On the Computational Efficiency of Bayesian Additive Regression Trees: An Asymptotic Analysis

Bayesian Additive Regression Trees (BART) is a popular Bayesian non-parametric regression model that is commonly used in causal inference and beyond. Its strong predictive performance is supported by well-developed estimation theory, comprising guarantees that its posterior distribution concentrates around the true regression function at optimal rates under various data generative settings and for appropriate prior choices. However, the computational properties of the widely-used BART sampler proposed by Chipman et al. (2010) are yet to be well-understood. In this paper, we perform an asymptotic analysis of a slightly modified version of the default BART sampler when fitted to data-generating processes with discrete covariates. We show that the sampler's time to convergence, evaluated in terms of the hitting time of a high posterior density set, increases with the number of training samples, due to the multi-modal nature of the target posterior. On the other hand, we show that this trend can be dampened by simple changes, such as increasing the number of trees in the ensemble or raising the temperature of the sampler. These results provide a nuanced picture on the computational efficiency of the BART sampler in the presence of large amounts of training data while suggesting strategies to improve the sampler. We complement our theoretical analysis with a simulation study focusing on the default BART sampler. We observe that the increasing trend of convergence time against number training samples holds for the default BART sampler and is robust to changes in sampler initialization, number of burn-in iterations, feature selection prior, and discretization strategy. On the other hand, increasing the number of trees or raising the temperature sharply dampens this trend, as indicated by our theory.

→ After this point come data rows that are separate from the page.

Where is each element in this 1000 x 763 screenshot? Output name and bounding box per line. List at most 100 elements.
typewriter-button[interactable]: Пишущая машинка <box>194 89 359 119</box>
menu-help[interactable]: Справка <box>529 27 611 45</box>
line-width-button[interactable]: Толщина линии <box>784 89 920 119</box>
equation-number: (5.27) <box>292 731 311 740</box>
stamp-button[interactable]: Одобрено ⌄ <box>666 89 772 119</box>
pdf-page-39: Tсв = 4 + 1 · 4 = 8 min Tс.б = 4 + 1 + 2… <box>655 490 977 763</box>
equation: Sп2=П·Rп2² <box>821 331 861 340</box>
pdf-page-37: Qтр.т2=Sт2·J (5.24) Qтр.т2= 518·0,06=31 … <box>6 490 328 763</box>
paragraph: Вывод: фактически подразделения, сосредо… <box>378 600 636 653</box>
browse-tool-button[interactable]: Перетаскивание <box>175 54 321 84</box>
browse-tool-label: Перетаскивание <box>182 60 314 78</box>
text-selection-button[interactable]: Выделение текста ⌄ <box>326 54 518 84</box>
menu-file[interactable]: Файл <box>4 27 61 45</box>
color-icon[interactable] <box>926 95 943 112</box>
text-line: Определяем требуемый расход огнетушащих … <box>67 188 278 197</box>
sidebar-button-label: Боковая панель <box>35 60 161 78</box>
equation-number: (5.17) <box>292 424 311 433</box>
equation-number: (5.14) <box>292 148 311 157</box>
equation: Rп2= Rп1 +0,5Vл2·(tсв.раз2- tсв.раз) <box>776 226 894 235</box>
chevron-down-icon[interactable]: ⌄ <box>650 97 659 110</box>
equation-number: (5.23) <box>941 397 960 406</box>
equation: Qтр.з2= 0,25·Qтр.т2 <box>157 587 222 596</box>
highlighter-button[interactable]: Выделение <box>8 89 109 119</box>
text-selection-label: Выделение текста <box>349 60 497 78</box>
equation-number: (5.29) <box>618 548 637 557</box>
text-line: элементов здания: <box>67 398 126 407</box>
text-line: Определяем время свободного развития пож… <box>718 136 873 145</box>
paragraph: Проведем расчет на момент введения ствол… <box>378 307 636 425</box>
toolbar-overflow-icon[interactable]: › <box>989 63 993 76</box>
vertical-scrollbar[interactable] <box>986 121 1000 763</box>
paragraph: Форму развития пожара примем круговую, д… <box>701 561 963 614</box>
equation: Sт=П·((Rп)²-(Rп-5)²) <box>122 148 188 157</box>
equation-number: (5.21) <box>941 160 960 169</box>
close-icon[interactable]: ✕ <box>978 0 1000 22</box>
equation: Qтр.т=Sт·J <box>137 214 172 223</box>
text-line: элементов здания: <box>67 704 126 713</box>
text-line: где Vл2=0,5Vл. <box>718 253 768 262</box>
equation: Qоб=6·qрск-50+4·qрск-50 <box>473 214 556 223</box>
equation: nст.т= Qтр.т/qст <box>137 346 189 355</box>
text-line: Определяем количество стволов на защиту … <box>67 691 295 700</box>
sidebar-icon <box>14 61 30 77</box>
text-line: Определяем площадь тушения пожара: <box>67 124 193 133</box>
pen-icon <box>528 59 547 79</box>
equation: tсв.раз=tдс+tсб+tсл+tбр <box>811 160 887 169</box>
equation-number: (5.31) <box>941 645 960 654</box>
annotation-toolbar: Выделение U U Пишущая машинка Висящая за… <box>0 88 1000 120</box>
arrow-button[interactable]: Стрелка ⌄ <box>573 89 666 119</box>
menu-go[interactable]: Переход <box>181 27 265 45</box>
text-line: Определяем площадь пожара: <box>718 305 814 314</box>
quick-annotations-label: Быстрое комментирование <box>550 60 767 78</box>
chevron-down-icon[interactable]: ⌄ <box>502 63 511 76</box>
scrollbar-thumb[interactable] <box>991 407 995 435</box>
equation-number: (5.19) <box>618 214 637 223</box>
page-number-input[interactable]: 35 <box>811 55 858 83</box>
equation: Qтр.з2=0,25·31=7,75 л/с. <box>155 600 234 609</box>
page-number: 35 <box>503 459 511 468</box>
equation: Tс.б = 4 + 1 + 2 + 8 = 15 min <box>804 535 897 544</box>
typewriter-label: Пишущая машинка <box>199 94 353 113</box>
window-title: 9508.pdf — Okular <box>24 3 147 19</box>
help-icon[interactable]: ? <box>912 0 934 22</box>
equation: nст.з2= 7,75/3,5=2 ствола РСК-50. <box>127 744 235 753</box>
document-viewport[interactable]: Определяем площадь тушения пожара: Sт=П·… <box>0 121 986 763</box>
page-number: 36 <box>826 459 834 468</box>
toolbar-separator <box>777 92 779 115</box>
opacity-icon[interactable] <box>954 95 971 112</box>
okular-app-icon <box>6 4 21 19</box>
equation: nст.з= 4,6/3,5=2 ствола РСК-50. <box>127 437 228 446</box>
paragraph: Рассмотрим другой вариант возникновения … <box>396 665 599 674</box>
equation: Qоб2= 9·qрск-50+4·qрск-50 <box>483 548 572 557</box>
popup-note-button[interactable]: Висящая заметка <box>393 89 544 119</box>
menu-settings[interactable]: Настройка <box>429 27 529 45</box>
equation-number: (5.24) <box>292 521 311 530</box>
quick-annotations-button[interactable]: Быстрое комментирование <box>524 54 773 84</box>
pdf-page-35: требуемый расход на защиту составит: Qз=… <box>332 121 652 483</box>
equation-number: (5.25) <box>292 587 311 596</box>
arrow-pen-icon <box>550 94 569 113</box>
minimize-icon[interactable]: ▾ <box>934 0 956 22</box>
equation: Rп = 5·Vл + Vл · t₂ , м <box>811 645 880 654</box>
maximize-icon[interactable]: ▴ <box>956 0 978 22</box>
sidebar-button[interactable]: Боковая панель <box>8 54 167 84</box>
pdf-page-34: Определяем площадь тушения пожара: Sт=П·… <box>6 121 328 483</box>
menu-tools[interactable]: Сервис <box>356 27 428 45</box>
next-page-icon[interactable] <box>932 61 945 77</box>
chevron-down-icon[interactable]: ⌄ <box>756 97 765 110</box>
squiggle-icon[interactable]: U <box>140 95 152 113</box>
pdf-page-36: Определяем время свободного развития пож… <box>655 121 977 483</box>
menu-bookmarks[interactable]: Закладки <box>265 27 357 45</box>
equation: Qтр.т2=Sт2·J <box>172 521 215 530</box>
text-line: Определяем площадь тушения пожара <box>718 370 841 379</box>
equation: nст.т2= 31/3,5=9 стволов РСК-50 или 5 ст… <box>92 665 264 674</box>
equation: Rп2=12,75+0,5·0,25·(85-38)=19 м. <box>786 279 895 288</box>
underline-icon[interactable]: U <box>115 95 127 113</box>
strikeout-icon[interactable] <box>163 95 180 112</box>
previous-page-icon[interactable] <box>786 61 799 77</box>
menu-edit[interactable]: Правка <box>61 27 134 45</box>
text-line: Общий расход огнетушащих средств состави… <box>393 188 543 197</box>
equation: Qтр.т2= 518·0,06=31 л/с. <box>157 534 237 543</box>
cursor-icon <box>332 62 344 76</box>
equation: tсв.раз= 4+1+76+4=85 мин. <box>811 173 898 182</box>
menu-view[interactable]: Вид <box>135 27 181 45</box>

翻译：贝叶斯加性回归树（BART）是一种广泛应用于因果推断等领域的流行贝叶斯非参数回归模型。其优异的预测性能得到了完善估计理论的支持，该理论保证在各种数据生成设置及适当先验选择下，其后验分布能够以最优速率集中于真实回归函数周围。然而，由Chipman等人（2010）提出的广泛使用的BART采样器的计算特性尚未得到充分理解。本文对默认BART采样器的轻微修改版本进行了渐近分析，该分析针对具有离散协变量的数据生成过程。我们证明，由于目标后验的多模态特性，采样器的收敛时间（以到达高后验密度集的命中时间衡量）随训练样本数量的增加而增加。另一方面，我们表明通过简单的修改（例如增加集成中树的数量或提高采样器的温度）可以抑制这种趋势。这些结果为存在大量训练数据时BART采样器的计算效率提供了细致入微的图景，同时提出了改进采样器的策略。我们通过针对默认BART采样器的模拟研究补充了理论分析。我们观察到，收敛时间随训练样本数增加的趋势在默认BART采样器中成立，且对采样器初始化方式、预热迭代次数、特征选择先验以及离散化策略的变化具有稳健性。另一方面，增加树的数量或提高温度能显著抑制这种趋势，这与我们的理论预测一致。